A. I'm afraid it's not what you did, but what you didn't do. This is not an uncommon thing to have happen with the new electronic flashes.

After each shot you have to be very careful that your flash has recycled completely before shooting again. Usually, this means that the ready light is blinking. Too many times we shoot too soon. Just because the ready light is lit, don't think you are ready. Let it blink.

If you can, put your ear next to the flash unit and don't shoot until the recharging squeal stops.

This problem is most common with flas units that use two to four AA batteries that tend to wear out quickly. The recharge time gets longer and longer, so don't be fooled.


Q. I recently bought a telephoto zoom lens, and after the first rolls of film, I'm not happy with the pictures. The lower numbered part of the lens is okay, but when I zoom out to the higher number (it's an 80 to 200mm), the pictures really looked squashed up. When I took shots of people, the buildings, trees and other people seemed to be right up against them. The images got bigger, but the backgrounds moved closer, too.

A. Don't fret, you'll learn to like and shoot properly with your zoom. That squished-up effect you're getting is called compression. The longer (higher millimeter) your lens, the more compression you get in your pictures. The longer focal lengths appear to reduce the space between foreground and background -- the background seems to move forwa. It's a case of the lens telling a lie.

A good example of this was a TV replay of a disputed catch in the end zone during the recent Washington Redskins-Houston Oilers football game. It was close, but the official on the spot ruled that the Oiler receiver did not have both feet in bounds when he made the catch. The network replayed the catch over and over and seemed to be trying to prove that the catch was good for a touchdown. They almost insisted that the player's feet were in bounds and the official was wrong.

Well, it ain't necessarily so. The focal length of the lens, combined with the angle from which it photographed the play, did not show if there was any distance between the receiver's foot and the ground.

There was a great deal of compression involved.

The official's call could have been right or wrong, but from his position on the ground he probably had a better view of the play than the cameraman with the long telephoto lens.

As for your own compressed pictures, try zooming a little less than you think you want to.

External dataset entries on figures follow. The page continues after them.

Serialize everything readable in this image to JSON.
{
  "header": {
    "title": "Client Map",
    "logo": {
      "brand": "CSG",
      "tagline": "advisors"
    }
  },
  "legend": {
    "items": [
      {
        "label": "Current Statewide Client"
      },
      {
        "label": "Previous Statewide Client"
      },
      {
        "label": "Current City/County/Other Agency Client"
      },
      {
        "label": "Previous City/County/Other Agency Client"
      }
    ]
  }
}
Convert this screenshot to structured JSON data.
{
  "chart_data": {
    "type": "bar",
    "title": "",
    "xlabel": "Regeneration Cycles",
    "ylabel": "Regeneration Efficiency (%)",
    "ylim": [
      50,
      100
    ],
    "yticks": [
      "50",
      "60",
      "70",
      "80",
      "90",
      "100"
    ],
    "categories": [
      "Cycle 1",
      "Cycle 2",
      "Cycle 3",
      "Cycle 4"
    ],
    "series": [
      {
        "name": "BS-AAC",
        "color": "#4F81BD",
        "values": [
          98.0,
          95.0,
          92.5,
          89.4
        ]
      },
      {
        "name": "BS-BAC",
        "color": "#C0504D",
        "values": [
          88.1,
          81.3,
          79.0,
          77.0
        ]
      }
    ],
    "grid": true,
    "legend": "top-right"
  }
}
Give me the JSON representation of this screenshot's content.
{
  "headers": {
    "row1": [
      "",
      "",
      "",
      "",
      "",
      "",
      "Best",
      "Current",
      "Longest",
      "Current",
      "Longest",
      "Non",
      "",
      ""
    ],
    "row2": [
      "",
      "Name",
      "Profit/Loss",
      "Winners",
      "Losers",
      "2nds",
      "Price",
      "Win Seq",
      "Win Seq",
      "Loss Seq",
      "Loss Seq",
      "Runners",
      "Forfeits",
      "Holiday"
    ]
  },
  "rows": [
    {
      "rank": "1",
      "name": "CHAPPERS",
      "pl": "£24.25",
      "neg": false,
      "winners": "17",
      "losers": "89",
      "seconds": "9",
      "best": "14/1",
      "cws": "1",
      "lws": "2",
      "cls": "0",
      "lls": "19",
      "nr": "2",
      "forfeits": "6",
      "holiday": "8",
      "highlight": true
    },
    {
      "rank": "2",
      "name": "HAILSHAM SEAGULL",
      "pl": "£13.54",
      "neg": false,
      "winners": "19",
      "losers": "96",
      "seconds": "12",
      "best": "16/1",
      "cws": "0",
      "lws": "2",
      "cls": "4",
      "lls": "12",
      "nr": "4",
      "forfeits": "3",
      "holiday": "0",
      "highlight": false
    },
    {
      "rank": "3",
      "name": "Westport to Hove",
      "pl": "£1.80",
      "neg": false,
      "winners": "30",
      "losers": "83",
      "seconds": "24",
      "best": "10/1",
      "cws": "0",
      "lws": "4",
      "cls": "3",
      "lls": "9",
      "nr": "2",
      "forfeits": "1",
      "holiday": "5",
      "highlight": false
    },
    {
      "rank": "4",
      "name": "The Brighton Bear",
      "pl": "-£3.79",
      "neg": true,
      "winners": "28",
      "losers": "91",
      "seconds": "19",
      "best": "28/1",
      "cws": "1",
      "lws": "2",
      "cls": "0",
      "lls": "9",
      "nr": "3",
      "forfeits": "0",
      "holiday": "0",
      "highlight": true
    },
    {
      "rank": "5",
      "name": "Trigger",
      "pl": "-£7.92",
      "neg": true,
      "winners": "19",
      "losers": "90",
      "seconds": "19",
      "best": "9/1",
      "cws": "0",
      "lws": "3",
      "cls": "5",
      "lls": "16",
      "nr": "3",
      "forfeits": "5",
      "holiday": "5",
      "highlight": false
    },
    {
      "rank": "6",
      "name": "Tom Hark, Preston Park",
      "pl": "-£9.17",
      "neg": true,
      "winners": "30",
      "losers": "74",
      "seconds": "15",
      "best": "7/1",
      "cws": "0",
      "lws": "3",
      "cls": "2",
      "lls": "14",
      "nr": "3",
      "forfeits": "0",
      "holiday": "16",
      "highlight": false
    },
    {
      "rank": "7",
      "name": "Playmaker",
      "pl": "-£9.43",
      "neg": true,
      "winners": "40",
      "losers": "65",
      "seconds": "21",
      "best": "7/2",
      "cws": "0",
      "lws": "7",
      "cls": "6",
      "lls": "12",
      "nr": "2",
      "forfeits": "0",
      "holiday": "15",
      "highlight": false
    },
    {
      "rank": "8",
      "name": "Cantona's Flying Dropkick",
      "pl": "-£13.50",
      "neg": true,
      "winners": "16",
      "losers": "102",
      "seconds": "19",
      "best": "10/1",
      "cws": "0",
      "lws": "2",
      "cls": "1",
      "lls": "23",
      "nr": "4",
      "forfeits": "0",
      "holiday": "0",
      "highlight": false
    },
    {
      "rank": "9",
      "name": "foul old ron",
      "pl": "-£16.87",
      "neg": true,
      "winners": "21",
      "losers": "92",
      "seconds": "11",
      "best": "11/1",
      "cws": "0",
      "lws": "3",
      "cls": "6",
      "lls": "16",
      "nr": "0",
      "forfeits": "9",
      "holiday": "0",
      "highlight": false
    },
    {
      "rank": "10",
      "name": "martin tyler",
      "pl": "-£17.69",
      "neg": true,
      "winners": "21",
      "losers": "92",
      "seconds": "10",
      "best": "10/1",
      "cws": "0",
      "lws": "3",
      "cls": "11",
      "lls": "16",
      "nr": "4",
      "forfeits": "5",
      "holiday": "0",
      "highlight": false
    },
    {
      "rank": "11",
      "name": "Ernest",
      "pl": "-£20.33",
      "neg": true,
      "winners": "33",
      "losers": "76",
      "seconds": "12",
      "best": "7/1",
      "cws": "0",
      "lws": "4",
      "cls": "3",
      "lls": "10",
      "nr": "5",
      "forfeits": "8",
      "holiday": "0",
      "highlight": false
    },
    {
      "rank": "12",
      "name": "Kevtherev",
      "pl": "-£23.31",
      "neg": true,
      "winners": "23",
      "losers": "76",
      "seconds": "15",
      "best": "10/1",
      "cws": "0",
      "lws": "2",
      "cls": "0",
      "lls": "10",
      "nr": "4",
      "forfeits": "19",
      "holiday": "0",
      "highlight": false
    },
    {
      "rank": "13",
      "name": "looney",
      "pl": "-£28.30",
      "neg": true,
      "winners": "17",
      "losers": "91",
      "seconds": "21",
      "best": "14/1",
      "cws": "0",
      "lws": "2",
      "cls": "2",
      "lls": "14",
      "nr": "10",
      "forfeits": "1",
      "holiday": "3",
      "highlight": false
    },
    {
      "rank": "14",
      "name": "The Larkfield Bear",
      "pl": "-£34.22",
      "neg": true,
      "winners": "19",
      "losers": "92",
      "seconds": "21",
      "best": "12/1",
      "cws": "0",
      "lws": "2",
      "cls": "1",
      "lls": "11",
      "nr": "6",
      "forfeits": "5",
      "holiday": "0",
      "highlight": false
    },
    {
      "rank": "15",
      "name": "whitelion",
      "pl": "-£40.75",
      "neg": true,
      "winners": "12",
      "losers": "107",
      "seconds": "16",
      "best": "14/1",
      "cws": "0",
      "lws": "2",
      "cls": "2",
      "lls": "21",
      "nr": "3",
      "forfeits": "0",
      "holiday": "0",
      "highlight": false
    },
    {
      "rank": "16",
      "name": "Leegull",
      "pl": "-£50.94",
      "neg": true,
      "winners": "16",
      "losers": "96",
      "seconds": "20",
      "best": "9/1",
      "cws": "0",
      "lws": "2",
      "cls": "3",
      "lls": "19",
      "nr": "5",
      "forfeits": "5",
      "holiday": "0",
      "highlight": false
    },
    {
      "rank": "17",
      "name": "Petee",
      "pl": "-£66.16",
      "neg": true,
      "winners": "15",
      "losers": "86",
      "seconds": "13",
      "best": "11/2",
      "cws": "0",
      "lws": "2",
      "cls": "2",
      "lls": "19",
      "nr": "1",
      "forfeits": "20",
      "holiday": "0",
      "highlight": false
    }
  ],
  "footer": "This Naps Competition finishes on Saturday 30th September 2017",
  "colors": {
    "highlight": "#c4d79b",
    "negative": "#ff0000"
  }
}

Frame your picture in your viewfinder, then zoom back a little and try that.

Also, try to shoot with as wide an f stop as possible, to make the background fuzzy and perhaps improve the picture.


Q. The trouble I have most often is underestimating ambient light when shooting with a darker subject in the foreground. Please explain how to override the automatic setting on my Konica so that I can get the foreground subject without the bright background light blotting it out.

A. This is a case of back-lighting problems. I don't know what model Konica you have, but I do know that some of them don't have back-light compensation switches.

If your camera is non-automatic or programmable, simply open the lens one stop to allow more exposure on the foreground, but generally not so much as to ruin the background.

If yours is an automatic camera, drop the ASA setting by one gradient for this shot. This serves the same function as opening the lens on a manual camera.

Just be sure to go back to the correct ASA when you go back to normal shooting.